おとやろぐ

イタリア製・ソ連製西部劇研究家見習い

テレンス・ヒル主演『マッテオ神父の事件簿』放送中

AXNミステリーチャンネルというスカパー!や各種ケーブルテレビで見られるミステリー専門チャンネルがあるんですが、そこで2月から『マッテオ神父の事件簿』(Don Matteo)というテレンス・ヒルが主演するホームドラマ的な要素が強いミステリードラマが放送されています。

本作は今から16年前の2000年に第1シーズンが放送され、現在イタリアでは第10シーズンが放送されているという、ヒットドラマ。イタリア中部にあり、唯一の内陸州であるウンブリア州のグッビオ(実際にあるコムーネで、ペルージャの北東に位置します)を舞台に、困った人を放っておけない神父マッテオ(ヒル)が、持ち前の洞察力と愛情を駆使して事件を解決していく、というストーリー。

AXNミステリーチャンネルでは、何故だかわかりませんが、イタリアでは2009年に放送された第7シーズンからの放送。今のところ「全24話」というアナウンスなので第7シーズンしか放送予定はないようですが、もっと前のシーズンや新作も放送してくれるといいなぁ。

登場人物の人間関係など、シリーズを通して進展していく部分もありつつ、謎解き要素は1話完結で進んで行くため、どこからでも見られるのも魅力ですね。また、今のところAXNミステリーでは第1話、第2話が放送されているのですが、殺人事件は起きておらず、基本的に(被害者を含め)関係者が皆何となく納得する形でお話が終わるので安心してみていられる、そういうタイプのドラマです。

さて、主演のテレンス・ヒル。ぼくらマカロニウエスタンクラスタには説明不要の名俳優です。本作を紹介するサイトの中には「ビスコンティの『山猫』にも出演した」という言葉でヒルを説明しているものもあります。確かにそれはその通りなんですが、ヒルのイタリアでの人気を説明するには不十分です。

テレンス・ヒルがマカロニウエスタンに登場するのはフランコ・ネロが主演して日本でも大ヒットした『続 荒野の用心棒』(Django)の続編に位置付けられることもある作品『皆殺しのジャンゴ 復讐の機関砲』から。制作会社としては、ジャンゴ役には前作から引き続きネロを当てようとしていたらしいのですが、ネロは『キャメロット』の撮影でアメリカに行ってしまい、いつまで経っても帰って来ない。
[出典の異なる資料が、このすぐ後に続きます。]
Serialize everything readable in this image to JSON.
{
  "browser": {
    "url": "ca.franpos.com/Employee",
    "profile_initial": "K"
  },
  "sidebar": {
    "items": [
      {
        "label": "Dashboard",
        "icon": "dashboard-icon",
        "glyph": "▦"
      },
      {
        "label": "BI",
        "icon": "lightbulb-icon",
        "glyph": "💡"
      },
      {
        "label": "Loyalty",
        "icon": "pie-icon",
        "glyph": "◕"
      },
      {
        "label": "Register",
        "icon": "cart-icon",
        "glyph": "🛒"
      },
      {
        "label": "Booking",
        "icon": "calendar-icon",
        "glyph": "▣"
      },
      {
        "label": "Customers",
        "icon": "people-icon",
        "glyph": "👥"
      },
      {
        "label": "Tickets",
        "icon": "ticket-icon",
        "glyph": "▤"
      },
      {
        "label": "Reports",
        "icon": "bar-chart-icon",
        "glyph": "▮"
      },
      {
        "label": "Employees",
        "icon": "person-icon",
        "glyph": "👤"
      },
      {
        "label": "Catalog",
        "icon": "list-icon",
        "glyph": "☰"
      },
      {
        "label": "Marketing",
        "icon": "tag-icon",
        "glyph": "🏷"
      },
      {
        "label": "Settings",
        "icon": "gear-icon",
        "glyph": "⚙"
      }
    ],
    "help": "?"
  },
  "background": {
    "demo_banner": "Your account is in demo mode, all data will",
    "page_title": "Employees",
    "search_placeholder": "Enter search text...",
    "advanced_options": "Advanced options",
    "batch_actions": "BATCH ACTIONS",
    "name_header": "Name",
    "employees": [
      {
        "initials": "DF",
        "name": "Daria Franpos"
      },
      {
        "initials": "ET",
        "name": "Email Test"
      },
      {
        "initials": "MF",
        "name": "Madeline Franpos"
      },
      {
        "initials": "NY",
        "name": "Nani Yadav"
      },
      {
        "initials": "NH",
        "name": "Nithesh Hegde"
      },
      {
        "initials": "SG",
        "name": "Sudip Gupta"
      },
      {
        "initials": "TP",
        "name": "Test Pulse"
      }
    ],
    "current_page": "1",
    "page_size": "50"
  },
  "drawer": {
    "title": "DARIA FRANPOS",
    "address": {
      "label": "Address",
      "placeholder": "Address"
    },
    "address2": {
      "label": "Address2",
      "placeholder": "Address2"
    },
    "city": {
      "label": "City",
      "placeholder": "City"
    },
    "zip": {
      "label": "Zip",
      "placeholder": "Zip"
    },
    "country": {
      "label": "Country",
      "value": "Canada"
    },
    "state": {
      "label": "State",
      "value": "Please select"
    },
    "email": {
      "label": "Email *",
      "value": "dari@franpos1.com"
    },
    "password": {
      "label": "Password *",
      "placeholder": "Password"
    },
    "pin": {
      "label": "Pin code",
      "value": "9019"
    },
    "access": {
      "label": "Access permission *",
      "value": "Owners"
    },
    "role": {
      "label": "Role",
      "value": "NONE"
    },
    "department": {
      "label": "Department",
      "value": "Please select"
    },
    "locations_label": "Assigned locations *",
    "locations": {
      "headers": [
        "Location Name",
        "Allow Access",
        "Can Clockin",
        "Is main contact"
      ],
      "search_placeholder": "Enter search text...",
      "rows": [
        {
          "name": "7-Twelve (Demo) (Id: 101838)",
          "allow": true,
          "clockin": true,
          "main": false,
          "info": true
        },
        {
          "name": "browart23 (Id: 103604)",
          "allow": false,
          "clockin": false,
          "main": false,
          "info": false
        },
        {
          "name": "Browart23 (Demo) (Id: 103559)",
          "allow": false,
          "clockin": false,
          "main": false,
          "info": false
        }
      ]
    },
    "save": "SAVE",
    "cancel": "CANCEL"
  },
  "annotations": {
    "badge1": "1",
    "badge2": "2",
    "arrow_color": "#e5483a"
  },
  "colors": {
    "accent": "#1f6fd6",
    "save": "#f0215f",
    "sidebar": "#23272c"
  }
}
そこで仕方なく、ネロに似た俳優を、ということでヒルを起用して製作されたのが『皆殺しのジャンゴ〜』でした。本作のヒルは『マッテオ神父の事件簿』でも見せている明るいキャラクターは抑え、復讐に燃える暗い男を演じています。

そんなヒルが本作にもつながる明るいキャラクターを演じて人気者になったのが、その後長らくコンビを組むことになるバッド・スペンサーと共演した『風来坊/花と夕陽とライフルと…』でした(ただし、ヒルとスペンサーの共演作は本作以前にもあり、本邦未公開のマカロニウエスタンDio perdona... Io no!』、あるいは直接の共演シーンはないものの、サンダル史劇『ハンニバル』まで遡れます)。本作のコメディ要素は日本でこそあまり受けませんでしたが、本国イタリアでは大受け。続編である『風来坊 II/ザ・アウトロー』は日本未公開ながら、イタリアではマカロニウエスタン最高の興行収入を叩き出しています。

テレンス・ヒルとバッド・スペンサーはその後、現代劇でもコンビを組み、80年代まで多くのコメディ・アクション映画を生み出して行きました。本国イタリアはもちろん、ドイツでも彼らの映画は非常に人気があり、今でも映像ソフトを手に入れることができます。

また、2010年には彼らのイタリア映画界への長年の貢献に対し、イタリアのアカデミー賞的な位置付けの映画賞、ダヴィッド・ディ・ドナテッロ賞の生涯貢献賞が送られています。

そんなヒルでしたが、90年代以降は活躍の主な舞台をテレビドラマに移し、コメディ西部劇『ルーク&ジョリー/おいらのご主人、保安官』(Lucky Luke)や、それに続く本作で主演を勤めています。

今年でもう77歳になる(第7シーズン公開時は70歳!)テレンス・ヒルですが、坂の多いグッビオを自転車で颯爽と駆け抜ける姿は歳を全く感じさせない若々しさ。テレンス・ヒル ファンが必見なのはもちろんですが、往年のマカロニウエスタンファン(特にヒル主演作(『ミスター・ノーボディ』とか!)ファン)、そしてほのぼの系人情ミステリーがお好きな方には是非是非お勧めしたいドラマです。